We understand that the judgment is just the beginning of a few more years of court proceedings. Williams reminds us that “the summons in this case was issued in 1998 and the first phase has only been concluded nearly 5 years later. The second phase can also result in a protracted legal battle if the parties adopt a confrontational approach and a further legal battle of two years is not unlikely. Alexkor’s Board of Directors feels strongly that an adversarial approach should be avoided by the parties at all costs and it will use its best endeavours to ensure that a protracted legal battle is avoided as far as is reasonably possible.”

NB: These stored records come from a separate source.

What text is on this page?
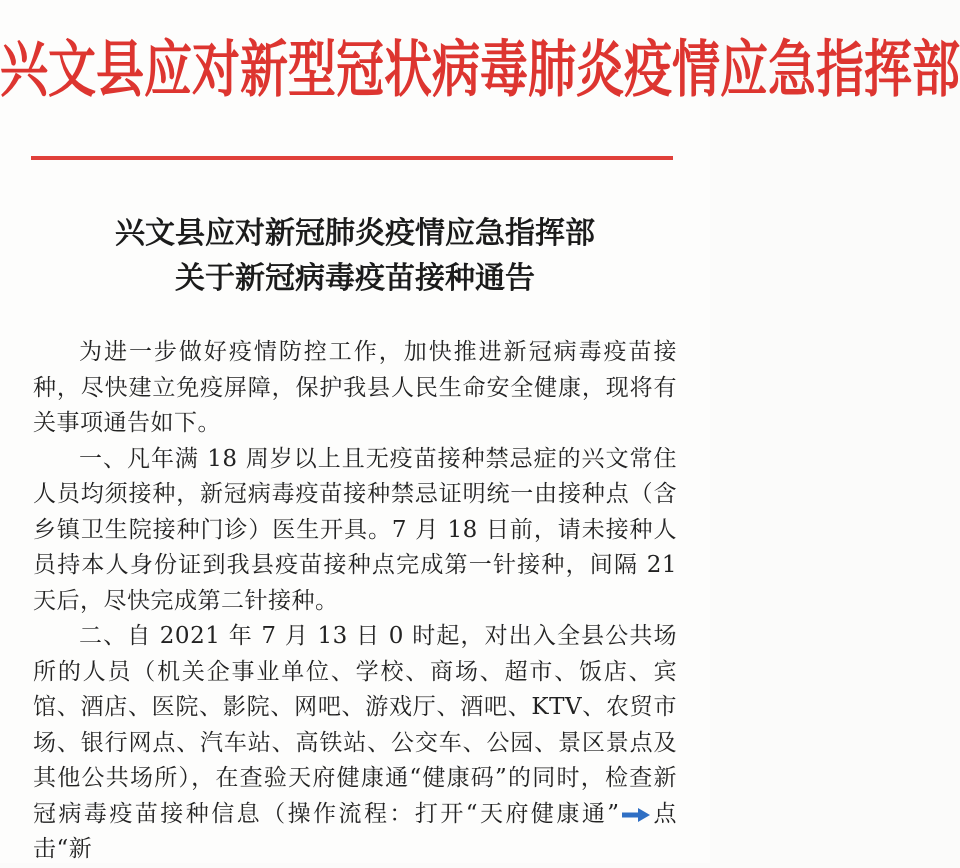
兴文县应对新型冠状病毒肺炎疫情应急指挥部
兴文县应对新冠肺炎疫情应急指挥部
关于新冠病毒疫苗接种通告

为进一步做好疫情防控工作，加快推进新冠病毒疫苗接种，尽快建立免疫屏障，保护我县人民生命安全健康，现将有关事项通告如下。

一、凡年满 18 周岁以上且无疫苗接种禁忌症的兴文常住人员均须接种，新冠病毒疫苗接种禁忌证明统一由接种点（含乡镇卫生院接种门诊）医生开具。7 月 18 日前，请未接种人员持本人身份证到我县疫苗接种点完成第一针接种，间隔 21 天后，尽快完成第二针接种。

二、自 2021 年 7 月 13 日 0 时起，对出入全县公共场所的人员（机关企事业单位、学校、商场、超市、饭店、宾馆、酒店、医院、影院、网吧、游戏厅、酒吧、KTV、农贸市场、银行网点、汽车站、高铁站、公交车、公园、景区景点及其他公共场所），在查验天府健康通“健康码”的同时，检查新冠病毒疫苗接种信息（操作流程：打开“天府健康通” 点击“新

Negotiations between the parties have taken place in the past and will resume in all earnestness. Alexkor’s Board of Directors is hopeful that a negotiated settlement will be reached, so that the parties do not have to engage in a costly and time-consuming trial. The board of Alexkor says it “knows of no precedent anywhere in this country where a party was ordered to pay loss of income or past losses in a restitution case. It was stated in the press that the court will be requested to calculate past losses since 1928 in order to derive at a compensation amount. In our view, this approach is not in line with the restitution process that has unfolded in our country thus far and the Restitution of Land Rights Act stipulates the factors that a court must take into account when making an award.”
The government has issued a tender to privatise the Alexkor mine and there are a number of parties that hope to assume ownership. Selling the mine might generate the cash needed by the government to pay the compensation to the 3,000 tribesmen. As none of the parties involved, including the tribesmen, have an interest in jeopardizing the amazing recovery process taking place at the mine (after it faced some losses in the past), both production and exploration are expected to continue as usual. In a political regime that is determined to gain at least 26% black economic empowerment in all its mines, the Alexkor episode underscores the complexity of dealing with the painful issues of a very distant past. As one observer notes, “this case is unique for several reasons. The Richtersveld people's claim to their land is more ancient than most in southern Africa. They are descended from the original inhabitants of the region, whereas most land claimants descend from peoples who migrated into southern Africa from other parts of the continent much more recently.”
Will the South African case impact policies in other countries, even in Africa? We don’t know. Aboriginal policies and claims have a “life of their own”. Activists, politicians and academicians often “export” these policies, and we see, for example, a considerable involvement of Australian aboriginal experts in Canada. When the Argyle mine was developed, aboriginal rights weren’t as entrenched yet in Australia’s politics. If that deposit would have been discovered today, I doubt that it would ever become an operating mine. Maybe these politics are like a pendulum – moving into both directions, depending on the mood and politics of the time. As I said before, each situation is different. What they all have in common, however, is that aboriginal or native communities have a different sense of time and of urgency. Intuitively they know – their time will come. Always. And the Nama saga in South Africa is just confirming this once more.